If you want a specific blocker to HTML-only - some copiers IME in such environments will print a PDF on a thumb drive, but won’t even recognize a HTML file.

AA-Turner · August 9, 2025, 4:13am

The first post has a poll/survey.

Please would you be able to elaborate? I’m not familiar with the American educational system. What are the use-cases for the PDF that aren’t covered by the website? Note as Hugo pointed out, there are actually ~35 PDFs – which of these are used or useful?

A

toonarmycaptain · August 9, 2025, 5:10am

I don’t have full info about versions/use etc. In my experience they don’t always have 1 to 1 devices/students, and don’t have multiple monitors, so having paper copies is useful for reference without needing a device.
I can also imagine double utility here where a student is using a table of contents etc to navigate a physical copy.

NB I know of at least 3-4 current teachers who use, only 1-2 of those are in America (things change year to year), 1 in Africa/Asia, 1 in Australia.

I suppose another use case from that perspective would be kids with a device but no internet at home (or who have a cell but no internet on the laptop they’re issued) which is the case for quite a lot of kids around where I live.
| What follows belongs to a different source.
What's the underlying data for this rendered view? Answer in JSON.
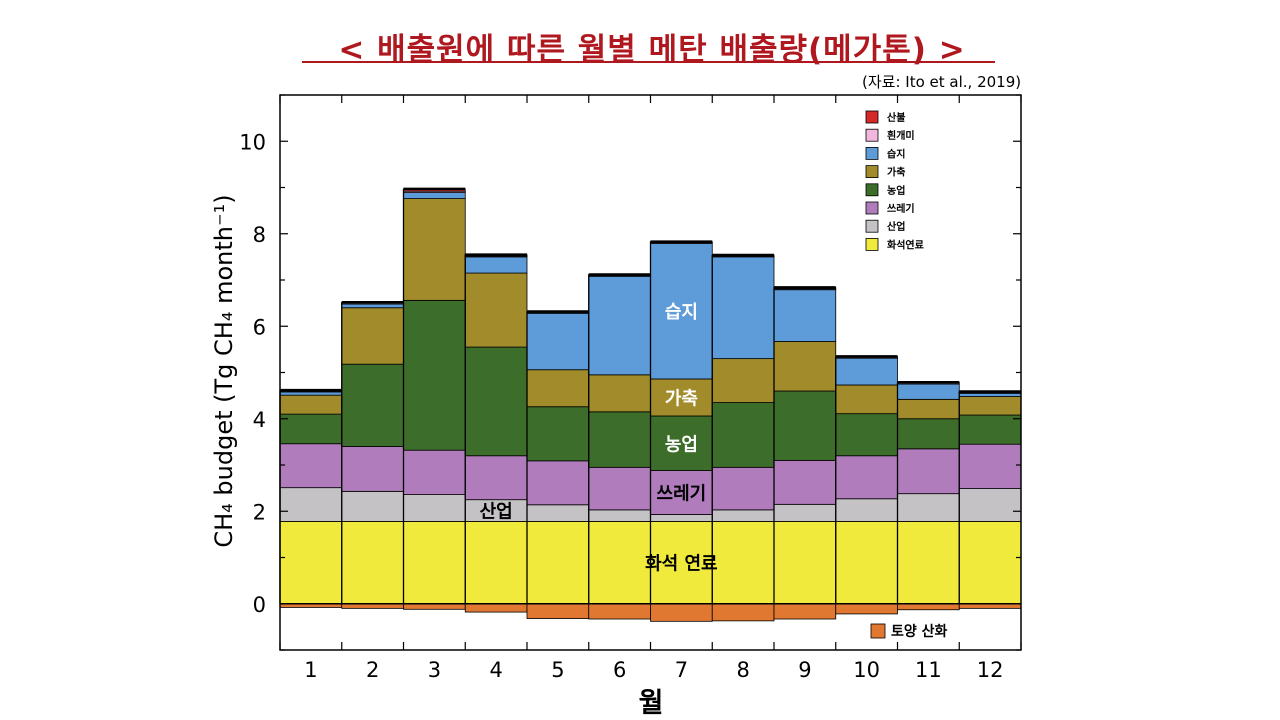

I’ve just heard teachers I’ve spoken to printing out docs, which seems wild to me, but still (married to a teacher, worked in the schools myself, heard someone was printing, started asking other teachers).
Also I only just know found out the number of files the docs/how-tos/reference are broken into. Doesn’t matter so much when someone is hitting print with a ream of paper. I’ve definitely had a download of what was probably an amalgamation of some of them from a time when my personal connection was less great, although judging by what I see today, that might have come from a 3rd party relying on the original python.org files or the HTML, either way trusting direct downloads might not be an accurate measure if people are repackaging.

I still feel having at least PDF is important for accessibility/preservation etc. HTML is great, but not nearly as helpful for printing or reference (can’t imagine a hypothetical 8yo figuring out how to navigate a HTML file tree nearly as easily as a PDF, particularly on a mobile device). I can imagine having lots of versions is a considerable overhead, but hopefully keepting HTML and PDF are do-able, even if it’s a per-major-version or per-minor deal for the PDF, that would probably serve the vast majority of users who losing the PDF would be most impactful to.